Systems Architecture of A Scale: Intro

The untold truth for any software test engineer is that you need to pick up system architecture under test on the go by working through the pain of a growing product or working with engineers who have previously learned through that suffering process and are willing to help.

Wait, I’m a Software Test Engineer. Why do I need this?

It can be challenging for someone who has not tested scalable systems to understand the different components involved in building scalable applications. Personally, I didn’t know anything about infrastructure concepts (much of it was based on AWS) before I started working on an IaaS (Infrastructure as a Service) product.

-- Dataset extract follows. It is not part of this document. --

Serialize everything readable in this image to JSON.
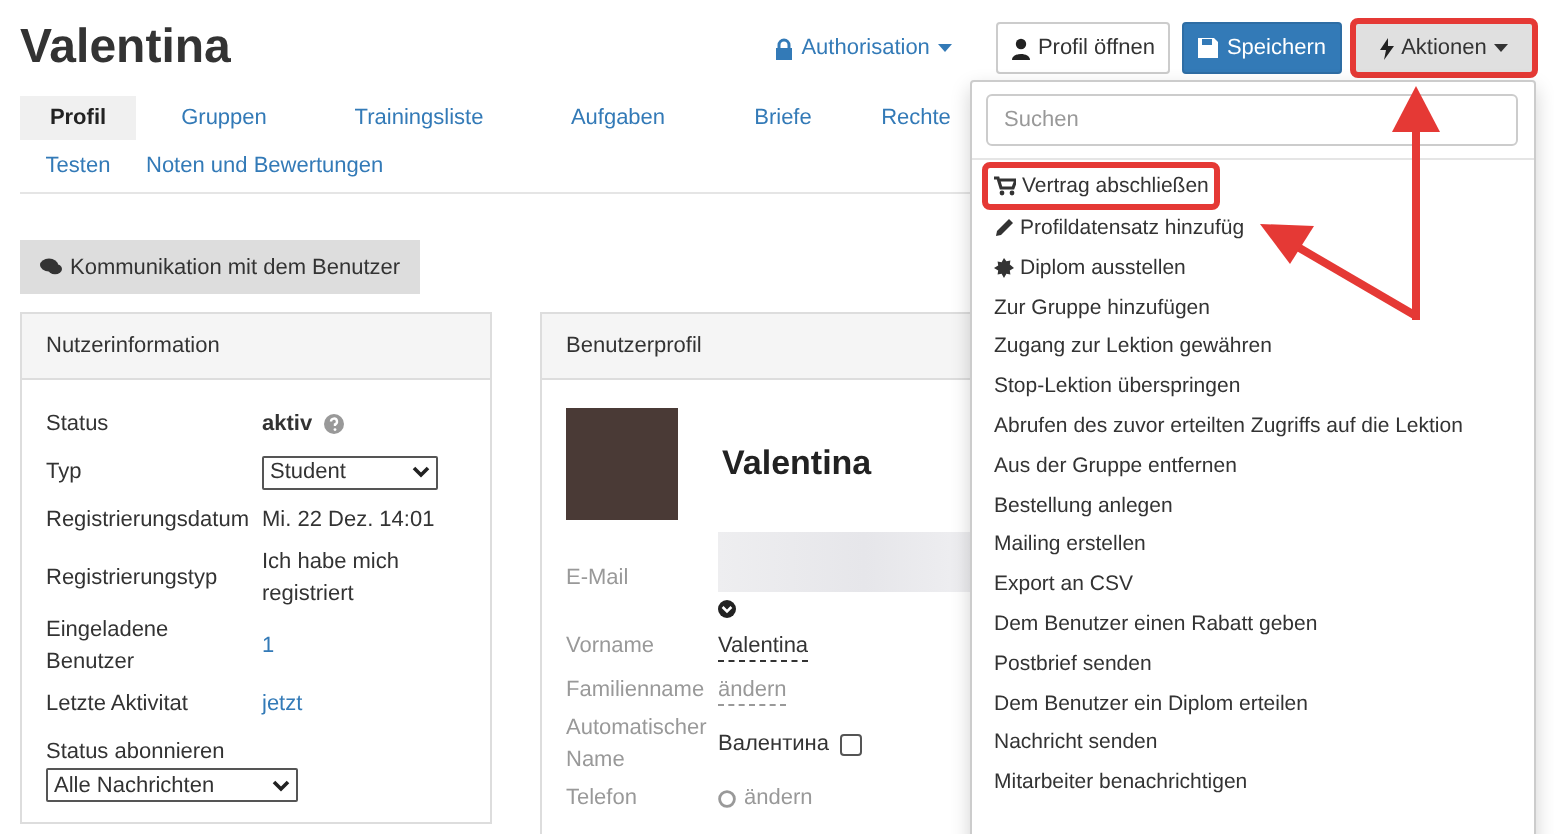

I will attempt to cover a bit of the systems scalability architectures in a simplified way! I will also reference some infrastructure services by AWS.

1. Load Balancing

Load Balancer is an essential component of any distributed system which lies between a client and a server. It accepts incoming requests and routes them across a cluster of servers to handle the load. It tracks the health status of all the servers connected. If a particular server is unhealthy (aka down), it will not send incoming requests to that server. We will call this horizontal scalability

https://raw.githubusercontent.com/ziadtawfeek/web/master/assets/load-balancer.png

But what happens when a server is down in a load balancer? 🤔

A perfect system shouldn’t be interrupted by the failure of a server. A falling server should solely reduce system capacity by the same amount it raised overall capacity when it was added. We will call this redundancy.

TL;DR both horizontal scalability and redundancy are usually achieved via load balancing.

2. Systems Caching

Say you’re managing a cooking application with lots of recipes. As with any application, you want to serve up pages as fast as possible.

When a user requests a recipe, you get the corresponding file from a database, read it, and transfer it back over the web. This works, but it’s much slow since accessing the database takes a while. Ideally, if lots of users inquire about the same recipe, you’d want to only read it from the database once, keeping the page in memory so you can quickly send it out again when it’s requested. Voila. You just added a cache.

https://raw.githubusercontent.com/ziadtawfeek/web/master/assets/caching.png

A cache is a just fast storage. Reading data from a cache takes less time than reading it from something else (like a hard disk).

TL;DR caching allows you to optimize the resources you already have. It consists of precalculating events and reduces overheads, pre-generating expensive indexes, and saving copies of regularly accessed data in a faster backend.

There are two fundamental approaches to caching: application caching and database caching. Application caching works by verifying if the data requested is in the cache. If that’s not the case, It will get the database’s data and then write the value into the cache. (ElastiCache, Memcached, and Redis are examples of in-memory caches).

3. Content Distribution Networks

A special kind of cache that comes into action for applications serving considerable static media volumes is the content distribution network. CDNs carry the responsibility of serving static media off your application servers (which are typically optimized for serving dynamic pages rather than static media) and provide geographic distribution.

TL;DR Your static assets will load more quickly and with less pull on your servers (but a new pull of business expense).

What happens under the hood? 🤨

A request will first ask your CDN for a piece of static media; the CDN will serve that content if it has it locally available. If it isn’t available, the CDN will query your servers for the file and then cache it locally and serve it to the requesting user (in this configuration, they act as a read-through cache).

https://raw.githubusercontent.com/ziadtawfeek/web/master/assets/content-distribution-network.png

4. Message Queues

Let’s say you are at a local pizza restaurant and want to order some food from the cashier. It’s an up and coming pizza restaurant, there is only one cashier. A cashier can get an order from one person to process at a given time. In this case, what do you do when you see there’s a person already who is ordering? Do you wait in a queue or go back with an empty stomach? Exactly! You wait in a queue until your turn comes.

https://raw.githubusercontent.com/ziadtawfeek/web/master/assets/message queue.png

This is one real-world example of queues , and message queues serve the same purpose in any software architecture.

TL;DR Message queues allow your web applications to quickly publish messages to the queue and have other consumer processes perform the processing outside the client request’s scope and timeline.

Dividing work between offline work handled by a consumer and in-line work done by the web application depends entirely on implementation. Generally, you’ll either:

  1. perform almost no work in the consumer (scheduling a task) and inform your user that the task will occur offline or,
  2. perform enough work in-line to make it appear to the user that the task has been completed, and tie up loose ends afterward (posting a message on Twitter or Instagram likely follow this pattern by updating the tweet/photo in your timeline).

AWS SQS and Kafka are some of the popular message queuing services available.

5. Scheduling Periodic Tasks

Most large systems require daily or hourly tasks. You have probably heard of cron. You could use the cronjobs to publish messages to a consumer, which would mean that the crown machine is only responsible for scheduling rather than needing to perform all the processing.